Egipt był do tej pory jednym z nielicznych państw arabskich, w których nie wprowadzono żadnych restrykcji dotyczących korzystania z sieci. Teraz, decyzją kairskiego sądu, dołączył on do krajów, których władze blokują mieszkańcom dostęp do niektórych witryn. W innych państwach arabskich ograniczany jest dostęp do stron, które władze uznają za nieodpowiednie ze względów religijnych, społecznych, czy politycznych.
Pornografia "rujnuje wartości moralne"
Pomysłodawcą wprowadzenia zakazu internetowej pornografii w Egipcie jest prawnik Nizar Ghorab. Wniósł on do sądu o rozpatrzenie jego wniosku, gdyż uważa, że porno-strony "rujnują wartości moralne". Zdaniem Ghoraba "swobodę wyrazu i prawa publiczne powinno się ograniczyć, zachowując podstawy religii, moralności i patriotyzmu".
Kairski sąd, który podzielił opinię prawnika, ostrzegł od razu rządowe agencje zajmujące się nadzorem dostawców usług internetowych przed ignorowaniem zakazu.

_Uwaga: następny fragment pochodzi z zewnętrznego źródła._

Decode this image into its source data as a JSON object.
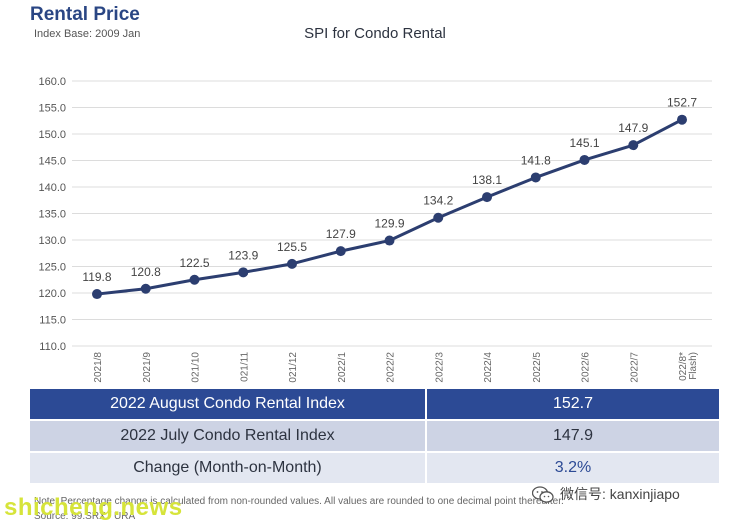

Zdaniem sądu niedostosowanie się do nowego prawa i umożliwianie dostępu do stron pornograficznych byłoby działaniem "niekonstytucyjnym".
Nizar Ghorab nie krył swojej radości z pomyślnego rozwiązania sprawy i nazwał je "zwycięstwem nad złem i zepsuciem". Egipcjanin zażądał także natychmiastowego zajęcia się przez krajowe władze "elektronicznymi jaskiniami zła", jak określił porno-strony.